North and South Korea are stepping up their rapprochement with a summit planned to hold in Pyongyang in September.
The summit was announced following high-level talks on Monday in the Demilitarized Zone that divides the peninsula.
According to the South’s Yonhap news agency, the two sides “agreed at the meeting to hold a South-North summit in Pyongyang in September as planned”.
The news agency did not give the precise date for the meeting.
A trip by the South’s President Moon Jae-in to the North’s capital would be the first such visit for more than a decade, as the diplomatic thaw on the peninsula builds.
At the historic first summit between Moon and the North’s leader Kim Jong Un in Panmunjom in April they agreed the South’s president would visit Pyongyang during the autumn.
Monday’s high-level talks, taking place on the northern side of the truce village in the Demilitarized Zone, were proposed by the North last week as it lashed out at Washington for pushing ahead with sanctions.
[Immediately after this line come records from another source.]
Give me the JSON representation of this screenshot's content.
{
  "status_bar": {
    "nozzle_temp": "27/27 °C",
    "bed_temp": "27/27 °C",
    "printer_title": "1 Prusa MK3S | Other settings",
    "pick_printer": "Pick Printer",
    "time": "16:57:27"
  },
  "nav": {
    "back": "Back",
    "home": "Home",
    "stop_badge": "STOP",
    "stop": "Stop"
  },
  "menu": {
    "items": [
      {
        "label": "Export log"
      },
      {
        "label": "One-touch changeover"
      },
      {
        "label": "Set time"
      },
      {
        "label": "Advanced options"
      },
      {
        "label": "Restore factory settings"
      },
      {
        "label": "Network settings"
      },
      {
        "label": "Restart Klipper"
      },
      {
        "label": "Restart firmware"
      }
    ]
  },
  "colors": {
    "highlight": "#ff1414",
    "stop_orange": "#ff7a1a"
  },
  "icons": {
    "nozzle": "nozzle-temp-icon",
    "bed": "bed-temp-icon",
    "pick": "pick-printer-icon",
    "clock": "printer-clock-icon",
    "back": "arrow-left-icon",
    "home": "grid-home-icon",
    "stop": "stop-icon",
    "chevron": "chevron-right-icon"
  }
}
In his opening statement, the North’s chief delegate Ri Son Gwon said: “As the Pyongyang meeting of the leaders of the north and south is being discussed, I think talking about the issue will provide answers to the wishes of the people.”
Using a proverb describing a very intimate friend to refer to inter-Korean ties, Ri added: “We have opened an era where we are advancing hand in hand rather than standing in each other’s way.”
Despite the rapprochement, international sanctions against the North for its nuclear and missile programmes have kept economic cooperation between the two Koreas from taking off, while little progress has been made on the key issue of Pyongyang’s denuclearisation.
South Korea’s Unification Minister Cho Myoung-gyon, leading the delegation from Seoul, said it was important that the two Koreas keep “the same mind”.
“Many issues will be raised (at the meeting), but I think any problem can be resolved with that mindset,” Cho added.
Cho addressed the possibility of Pyongyang raising the issue of sanctions to the South, and said: “We will explain our position to the North.”